Journal de la Conjuration des Égaux, conçu de façon à être accessible aux travailleurs

Siège du journal "L'Éclaireur du Peuple" (7 numéros à partir du 12 ventôse an IV)

L'Éclaireur du peuple ou le défenseur de 24 millions d'opprimés, Lalande Sébastien, 1796, BnF

Le 2 mars 1796 (12 ventôse an IV), au plus fort de la crise sociale et politique du Directoire, Babeuf et ses proches lancent un nouveau journal, L’Éclaireur du Peuple, ou le Défenseur de vingt‑cinq millions d’opprimés, conçu comme organe clandestin de la future conjuration des Égaux. Le titre dit tout du projet : s’adresser directement aux masses populaires, dans une langue simple, pour dénoncer la misère, l’accaparement des richesses et la trahison des idéaux de 1793, tout en popularisant l’idée d’« égalité parfaite » et de communauté des biens.

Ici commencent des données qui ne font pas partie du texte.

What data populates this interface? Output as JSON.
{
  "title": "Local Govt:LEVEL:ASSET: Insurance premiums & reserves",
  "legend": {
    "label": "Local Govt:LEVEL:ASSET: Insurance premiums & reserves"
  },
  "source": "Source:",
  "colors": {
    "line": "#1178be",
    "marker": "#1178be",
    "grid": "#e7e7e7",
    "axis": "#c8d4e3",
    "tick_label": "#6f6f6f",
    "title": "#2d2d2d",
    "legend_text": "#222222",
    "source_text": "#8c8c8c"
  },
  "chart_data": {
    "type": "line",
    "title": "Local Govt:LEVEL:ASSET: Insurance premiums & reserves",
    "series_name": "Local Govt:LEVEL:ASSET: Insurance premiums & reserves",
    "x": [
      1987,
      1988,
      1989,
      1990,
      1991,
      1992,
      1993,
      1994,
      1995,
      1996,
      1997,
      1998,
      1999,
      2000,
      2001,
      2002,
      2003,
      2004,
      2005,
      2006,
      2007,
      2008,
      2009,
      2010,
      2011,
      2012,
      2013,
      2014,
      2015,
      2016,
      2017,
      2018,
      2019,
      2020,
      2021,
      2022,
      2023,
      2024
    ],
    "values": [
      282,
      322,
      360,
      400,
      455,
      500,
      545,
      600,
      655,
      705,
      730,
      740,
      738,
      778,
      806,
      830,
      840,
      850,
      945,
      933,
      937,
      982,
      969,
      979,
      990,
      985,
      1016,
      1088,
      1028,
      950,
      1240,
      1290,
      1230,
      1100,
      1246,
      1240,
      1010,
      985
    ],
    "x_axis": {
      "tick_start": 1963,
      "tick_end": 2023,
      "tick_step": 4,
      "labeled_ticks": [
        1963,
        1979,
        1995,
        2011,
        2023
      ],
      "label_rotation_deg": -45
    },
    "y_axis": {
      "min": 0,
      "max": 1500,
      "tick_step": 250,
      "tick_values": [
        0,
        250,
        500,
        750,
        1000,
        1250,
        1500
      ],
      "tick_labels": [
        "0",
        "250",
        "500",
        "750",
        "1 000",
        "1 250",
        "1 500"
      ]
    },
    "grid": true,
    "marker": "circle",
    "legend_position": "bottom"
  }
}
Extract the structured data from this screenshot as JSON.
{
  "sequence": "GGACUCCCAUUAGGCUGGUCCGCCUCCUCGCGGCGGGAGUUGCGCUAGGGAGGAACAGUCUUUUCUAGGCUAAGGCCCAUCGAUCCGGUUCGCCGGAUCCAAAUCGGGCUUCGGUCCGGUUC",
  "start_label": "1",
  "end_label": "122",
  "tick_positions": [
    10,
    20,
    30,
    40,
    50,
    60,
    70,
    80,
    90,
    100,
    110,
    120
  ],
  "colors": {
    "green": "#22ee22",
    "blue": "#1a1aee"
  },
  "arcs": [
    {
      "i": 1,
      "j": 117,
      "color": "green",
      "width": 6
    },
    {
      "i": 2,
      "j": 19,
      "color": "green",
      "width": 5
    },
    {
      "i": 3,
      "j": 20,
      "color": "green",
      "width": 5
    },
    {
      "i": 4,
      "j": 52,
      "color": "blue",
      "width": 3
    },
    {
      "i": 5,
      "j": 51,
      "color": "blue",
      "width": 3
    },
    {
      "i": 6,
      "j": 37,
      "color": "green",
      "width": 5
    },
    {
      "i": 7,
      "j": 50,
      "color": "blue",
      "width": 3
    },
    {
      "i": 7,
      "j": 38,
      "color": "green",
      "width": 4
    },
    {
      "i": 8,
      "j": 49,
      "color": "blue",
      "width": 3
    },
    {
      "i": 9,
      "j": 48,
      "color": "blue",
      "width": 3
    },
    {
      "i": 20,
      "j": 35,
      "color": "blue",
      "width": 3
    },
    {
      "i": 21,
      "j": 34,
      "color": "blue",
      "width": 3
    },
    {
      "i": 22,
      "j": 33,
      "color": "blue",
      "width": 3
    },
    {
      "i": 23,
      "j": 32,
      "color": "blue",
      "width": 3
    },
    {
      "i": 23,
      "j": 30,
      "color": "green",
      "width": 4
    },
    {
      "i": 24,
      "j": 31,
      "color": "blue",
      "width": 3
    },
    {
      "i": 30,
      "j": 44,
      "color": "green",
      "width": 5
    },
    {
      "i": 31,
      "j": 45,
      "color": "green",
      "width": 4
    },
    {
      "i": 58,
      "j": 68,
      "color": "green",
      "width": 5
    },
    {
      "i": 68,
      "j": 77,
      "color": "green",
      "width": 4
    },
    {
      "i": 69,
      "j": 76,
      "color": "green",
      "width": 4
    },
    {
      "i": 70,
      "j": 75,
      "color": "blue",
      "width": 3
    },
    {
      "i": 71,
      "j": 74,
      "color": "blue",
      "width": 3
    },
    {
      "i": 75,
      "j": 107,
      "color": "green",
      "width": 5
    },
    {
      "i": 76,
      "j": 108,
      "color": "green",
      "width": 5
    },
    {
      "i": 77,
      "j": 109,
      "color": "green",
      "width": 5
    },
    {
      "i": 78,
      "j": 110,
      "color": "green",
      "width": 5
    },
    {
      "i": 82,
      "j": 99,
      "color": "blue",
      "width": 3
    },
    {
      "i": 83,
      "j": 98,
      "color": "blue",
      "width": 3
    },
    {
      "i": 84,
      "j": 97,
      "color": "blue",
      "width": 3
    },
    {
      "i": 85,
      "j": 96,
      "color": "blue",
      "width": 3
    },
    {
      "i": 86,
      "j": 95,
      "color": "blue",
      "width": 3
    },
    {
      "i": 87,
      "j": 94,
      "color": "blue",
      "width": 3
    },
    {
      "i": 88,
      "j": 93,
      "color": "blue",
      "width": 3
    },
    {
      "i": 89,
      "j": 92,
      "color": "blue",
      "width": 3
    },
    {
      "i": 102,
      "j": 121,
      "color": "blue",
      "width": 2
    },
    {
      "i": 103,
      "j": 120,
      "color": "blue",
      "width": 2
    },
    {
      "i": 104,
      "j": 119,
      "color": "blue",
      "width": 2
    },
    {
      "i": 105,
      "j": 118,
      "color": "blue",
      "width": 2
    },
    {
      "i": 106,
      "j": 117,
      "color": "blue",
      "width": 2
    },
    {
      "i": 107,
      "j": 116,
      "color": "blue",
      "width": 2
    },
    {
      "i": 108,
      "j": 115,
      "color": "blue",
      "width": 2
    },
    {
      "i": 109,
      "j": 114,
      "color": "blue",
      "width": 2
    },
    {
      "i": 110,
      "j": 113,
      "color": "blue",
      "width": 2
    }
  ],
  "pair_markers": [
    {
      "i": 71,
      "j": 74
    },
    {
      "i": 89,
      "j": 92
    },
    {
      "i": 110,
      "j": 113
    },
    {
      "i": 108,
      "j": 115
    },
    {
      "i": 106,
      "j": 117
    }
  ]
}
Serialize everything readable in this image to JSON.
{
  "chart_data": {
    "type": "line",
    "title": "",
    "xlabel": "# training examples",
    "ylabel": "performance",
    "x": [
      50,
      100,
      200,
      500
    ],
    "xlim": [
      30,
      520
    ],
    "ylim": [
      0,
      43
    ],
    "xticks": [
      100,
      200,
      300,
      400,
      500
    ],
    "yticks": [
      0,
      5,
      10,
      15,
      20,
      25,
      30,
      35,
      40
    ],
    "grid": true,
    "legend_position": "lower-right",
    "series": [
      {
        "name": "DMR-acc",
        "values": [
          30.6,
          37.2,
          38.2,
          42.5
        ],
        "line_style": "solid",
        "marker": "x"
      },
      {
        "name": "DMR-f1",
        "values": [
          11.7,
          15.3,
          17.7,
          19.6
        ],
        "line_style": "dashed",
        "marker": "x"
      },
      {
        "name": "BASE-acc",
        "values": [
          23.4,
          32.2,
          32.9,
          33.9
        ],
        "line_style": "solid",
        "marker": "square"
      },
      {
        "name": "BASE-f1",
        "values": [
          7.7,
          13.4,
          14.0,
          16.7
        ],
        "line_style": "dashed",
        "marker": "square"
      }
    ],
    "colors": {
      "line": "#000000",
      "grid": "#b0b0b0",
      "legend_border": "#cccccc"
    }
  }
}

Autour de Babeuf gravitent alors plusieurs figures qui joueront un rôle clé dans la conspiration : Sylvain Maréchal, qui a déjà rédigé le Manifeste des Égaux, Philippe Buonarroti, futur mémorialiste du complot, Simon Duplay et Charles Germain, chargés de l’organisation matérielle et de la diffusion. Le journal paraît trois fois par décade, tiré à quelques milliers d’exemplaires, vendu et passé de main en main dans les quartiers populaires, les ateliers, les cercles patriotes, de manière semi‑clandestine.

Par sa forme autant que par son contenu, L’Éclaireur du Peuple cherche à rompre avec la presse révolutionnaire savante ou purement polémique : articles courts, apostrophes directes au « peuple », exposés pédagogiques sur les droits, la propriété, la faim, et appels insistants à l’action collective. C’est l’un des premiers exemples, dans l’histoire parisienne, d’un journal explicitement conçu comme instrument d’éducation politique de travailleurs pauvres, prémices de ce que Marx et Engels verront plus tard, via Buonarroti, comme une matrice embryonnaire du mouvement communiste moderne.